Kristen - Aug 03, 2006 2:27:27 pm PDT #461 of 10001

What is 98 degrees minus Nick Lachey?

-101 degrees.


Strega - Aug 03, 2006 2:28:45 pm PDT #462 of 10001

Is there any breakdown of that more than half by specific faith/sect

I can probably dig up something on that tomorrow if nobody's turned up anything before then. I'm home now, so I don't have access to the Polling Database Of Dooooom.

I could certainly see myself picking "literally true" in a survey, if there wasn't another description that better fit my beliefs, and yet I'm far from a biblical literalist on a lot of issues

If I remember right the options were, the Bible is the word of god and everything in it is literally true, word for word; or, the Bible is the word of god but not everything in it should be taken literally. Plus don't know, refused, & other. And then the ABC poll had the "literally true, meaning it happened that way word-for-word; or meant as a lesson, but not to be taken literally?" distinction. Would you have picked the first choice in both of those?

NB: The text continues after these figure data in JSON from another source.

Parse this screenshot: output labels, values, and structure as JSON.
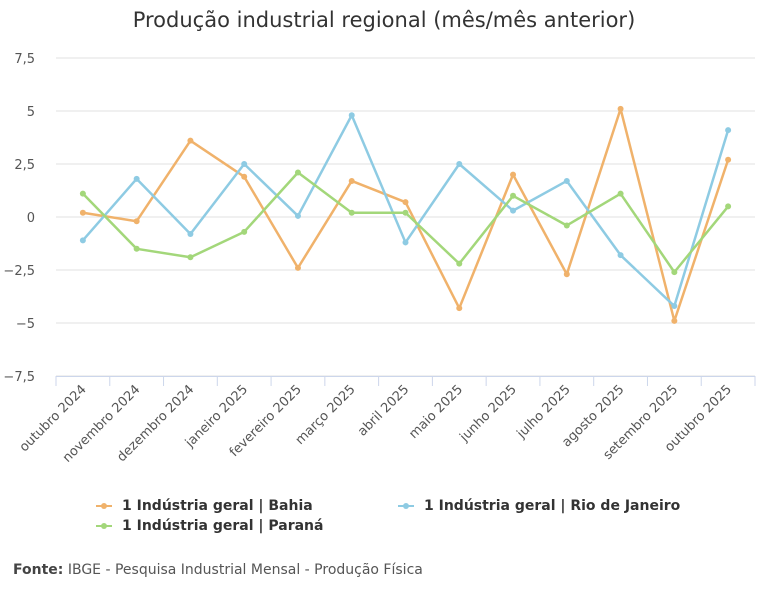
{
  "chart_data": {
    "type": "line",
    "title": "Produção industrial regional (mês/mês anterior)",
    "categories": [
      "outubro 2024",
      "novembro 2024",
      "dezembro 2024",
      "janeiro 2025",
      "fevereiro 2025",
      "março 2025",
      "abril 2025",
      "maio 2025",
      "junho 2025",
      "julho 2025",
      "agosto 2025",
      "setembro 2025",
      "outubro 2025"
    ],
    "yticks": [
      "7,5",
      "5",
      "2,5",
      "0",
      "−2,5",
      "−5",
      "−7,5"
    ],
    "ylim": [
      -7.5,
      7.5
    ],
    "grid": true,
    "legend": "bottom",
    "series": [
      {
        "name": "1 Indústria geral | Bahia",
        "color": "#f0b26b",
        "values": [
          0.2,
          -0.2,
          3.6,
          1.9,
          -2.4,
          1.7,
          0.7,
          -4.3,
          2.0,
          -2.7,
          5.1,
          -4.9,
          2.7
        ]
      },
      {
        "name": "1 Indústria geral | Rio de Janeiro",
        "color": "#8ecbe3",
        "values": [
          -1.1,
          1.8,
          -0.8,
          2.5,
          0.05,
          4.8,
          -1.2,
          2.5,
          0.3,
          1.7,
          -1.8,
          -4.2,
          4.1
        ]
      },
      {
        "name": "1 Indústria geral | Paraná",
        "color": "#a3d77a",
        "values": [
          1.1,
          -1.5,
          -1.9,
          -0.7,
          2.1,
          0.2,
          0.2,
          -2.2,
          1.0,
          -0.4,
          1.1,
          -2.6,
          0.5
        ]
      }
    ]
  },
  "source": {
    "label": "Fonte:",
    "text": "IBGE - Pesquisa Industrial Mensal - Produção Física"
  }
}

I can try to dig up some documentation to confirm this, but in ongoing surveys like this they typically do debriefings to make sure the questions are being understood as intended. That "literally, word for word" phrasing turned up in a lot of polls by different organizations, which makes me think it's been vetted. And that "word for word" was added to make it very clear what "literal" meant.

I think what Strega is getting at is that the questions were very specific; even when questioned about specific events like the time for creation of the earth and the age of the planet, respondents still claimed they believed in the literal truth.

Well, partly. My point is that when you ask "is the entire Bible literally true?" you get 30-40%. When you ask "is this one part of the Bible literally true?" you get 60-70% -- which makes sense, because it's gonna be all the people who think every part is literally true, plus a subset of people who don't. If the numbers went down when you were specific, or even stayed about the same, I'd find it easier to believe that people misunderstood the first question.


Aims - Aug 03, 2006 2:29:06 pm PDT #463 of 10001
Shit's all sorts of different now.

Damn. I never get those Jeopardy questions right.